Hi all,

I have metagenome data. I aggregate raw counts per KO × sample. I want to do differential abundance between two time groups using DESeq2. After that, I want to show abundance heatmaps and volcanot plot.

My first question is about DESeq analysis. Is it valid to use DESeq2 on KO-level metagenome counts? I don’t have a “true control,” so I plan to set one group as the reference and interpret log2FC relative to that.

Second, is it acceptable to plot a heatmap using VST-transformed values? Alternatively, I could take the top 50 significant KOs from DESeq2, extract their CPM values, and plot a CPM heatmap, but I expect the visual patterns to differ a bit because VST and CPM are different scales.

Thank you very much.

I wouldn’t use DESeq2 on aggregated raw counts per KO, because doing so means accepting two pretty big assumptions:

1. All genes with the same KO have the same length, which usually isn’t true.
2. KOs make up a small part of the total coding sequence. When DESeq2 normalises for sequencing depth, it’s assuming that the proportion of CDS with a KOs stays roughly the same across samples. If that’s not the case, the normalisation might not work well.

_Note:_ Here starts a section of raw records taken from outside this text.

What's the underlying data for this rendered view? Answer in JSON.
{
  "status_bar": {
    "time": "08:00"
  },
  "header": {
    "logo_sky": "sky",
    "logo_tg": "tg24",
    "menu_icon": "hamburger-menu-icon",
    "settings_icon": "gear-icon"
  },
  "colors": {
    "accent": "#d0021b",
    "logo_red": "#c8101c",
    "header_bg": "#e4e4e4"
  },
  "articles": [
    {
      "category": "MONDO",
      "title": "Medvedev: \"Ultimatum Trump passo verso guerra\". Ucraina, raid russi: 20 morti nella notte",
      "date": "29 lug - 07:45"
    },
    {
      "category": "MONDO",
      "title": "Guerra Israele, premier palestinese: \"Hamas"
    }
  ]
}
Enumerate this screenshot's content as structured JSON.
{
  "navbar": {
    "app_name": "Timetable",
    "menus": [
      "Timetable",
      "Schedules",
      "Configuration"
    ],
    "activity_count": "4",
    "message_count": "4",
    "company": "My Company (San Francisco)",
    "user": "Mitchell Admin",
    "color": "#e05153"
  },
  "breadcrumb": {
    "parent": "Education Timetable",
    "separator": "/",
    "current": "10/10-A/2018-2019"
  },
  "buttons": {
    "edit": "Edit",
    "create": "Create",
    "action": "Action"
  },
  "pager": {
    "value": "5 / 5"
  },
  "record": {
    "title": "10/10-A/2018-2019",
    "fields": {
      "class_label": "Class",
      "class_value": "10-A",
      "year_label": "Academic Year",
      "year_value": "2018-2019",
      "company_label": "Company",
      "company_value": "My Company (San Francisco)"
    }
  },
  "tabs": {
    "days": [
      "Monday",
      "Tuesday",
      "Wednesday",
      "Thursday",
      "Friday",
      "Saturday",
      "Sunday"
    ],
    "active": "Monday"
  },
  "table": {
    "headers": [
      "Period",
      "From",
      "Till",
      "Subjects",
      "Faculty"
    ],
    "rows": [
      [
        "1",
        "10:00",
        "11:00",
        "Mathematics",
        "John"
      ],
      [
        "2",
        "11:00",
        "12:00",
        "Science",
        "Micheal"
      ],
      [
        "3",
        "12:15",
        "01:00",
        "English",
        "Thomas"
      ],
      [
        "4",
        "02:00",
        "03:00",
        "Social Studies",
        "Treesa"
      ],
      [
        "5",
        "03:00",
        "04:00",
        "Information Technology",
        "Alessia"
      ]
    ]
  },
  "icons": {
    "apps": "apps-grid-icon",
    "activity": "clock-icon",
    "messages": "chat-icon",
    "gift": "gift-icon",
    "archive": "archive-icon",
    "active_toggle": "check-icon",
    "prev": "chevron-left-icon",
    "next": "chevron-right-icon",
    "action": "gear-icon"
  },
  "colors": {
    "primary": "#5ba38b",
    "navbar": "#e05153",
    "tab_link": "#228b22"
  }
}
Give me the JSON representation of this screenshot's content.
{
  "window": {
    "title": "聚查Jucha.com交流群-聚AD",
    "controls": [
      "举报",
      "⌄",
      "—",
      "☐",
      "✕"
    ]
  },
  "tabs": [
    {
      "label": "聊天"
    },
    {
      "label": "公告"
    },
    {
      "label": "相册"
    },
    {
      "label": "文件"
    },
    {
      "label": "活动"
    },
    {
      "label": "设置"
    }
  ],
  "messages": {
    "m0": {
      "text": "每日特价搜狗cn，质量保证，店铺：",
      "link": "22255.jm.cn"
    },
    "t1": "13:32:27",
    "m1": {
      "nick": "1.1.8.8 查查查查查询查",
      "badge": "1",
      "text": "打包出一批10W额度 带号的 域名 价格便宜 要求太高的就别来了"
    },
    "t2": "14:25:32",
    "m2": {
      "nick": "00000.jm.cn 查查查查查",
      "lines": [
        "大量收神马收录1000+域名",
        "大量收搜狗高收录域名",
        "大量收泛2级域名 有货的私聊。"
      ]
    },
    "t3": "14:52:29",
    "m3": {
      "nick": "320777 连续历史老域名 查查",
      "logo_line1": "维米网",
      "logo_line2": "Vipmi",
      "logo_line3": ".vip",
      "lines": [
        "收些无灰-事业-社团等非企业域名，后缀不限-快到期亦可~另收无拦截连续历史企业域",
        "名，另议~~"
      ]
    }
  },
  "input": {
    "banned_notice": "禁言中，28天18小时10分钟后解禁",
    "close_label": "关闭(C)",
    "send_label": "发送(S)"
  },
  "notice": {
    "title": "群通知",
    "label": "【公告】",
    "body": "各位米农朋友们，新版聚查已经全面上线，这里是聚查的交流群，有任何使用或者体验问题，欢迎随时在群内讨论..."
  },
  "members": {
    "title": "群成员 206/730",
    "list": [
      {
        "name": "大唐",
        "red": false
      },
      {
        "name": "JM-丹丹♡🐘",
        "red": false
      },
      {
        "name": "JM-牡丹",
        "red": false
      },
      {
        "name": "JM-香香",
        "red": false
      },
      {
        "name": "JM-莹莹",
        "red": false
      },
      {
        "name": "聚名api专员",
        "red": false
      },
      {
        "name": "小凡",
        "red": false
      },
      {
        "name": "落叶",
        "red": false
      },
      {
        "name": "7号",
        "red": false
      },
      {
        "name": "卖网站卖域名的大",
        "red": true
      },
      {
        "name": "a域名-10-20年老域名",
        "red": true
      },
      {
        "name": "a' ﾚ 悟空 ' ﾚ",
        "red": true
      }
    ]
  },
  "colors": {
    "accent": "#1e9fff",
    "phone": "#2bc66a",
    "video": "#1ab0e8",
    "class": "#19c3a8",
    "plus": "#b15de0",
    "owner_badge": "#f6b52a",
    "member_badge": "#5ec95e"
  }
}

(I apologise for my previous reply; I wanted to be as detailed as possible) DESeq2 handles KO counts perfectly well. For a time-series design without a separate control group, simply set the reference level in the design formula to the first time point. For the heatmap, definitely use the VST-transformed values. The patterns will differ from CPM and the VST is what you want. This stabilises the variance, ensuring that the clustering isn't skewed by the most abundant KOs.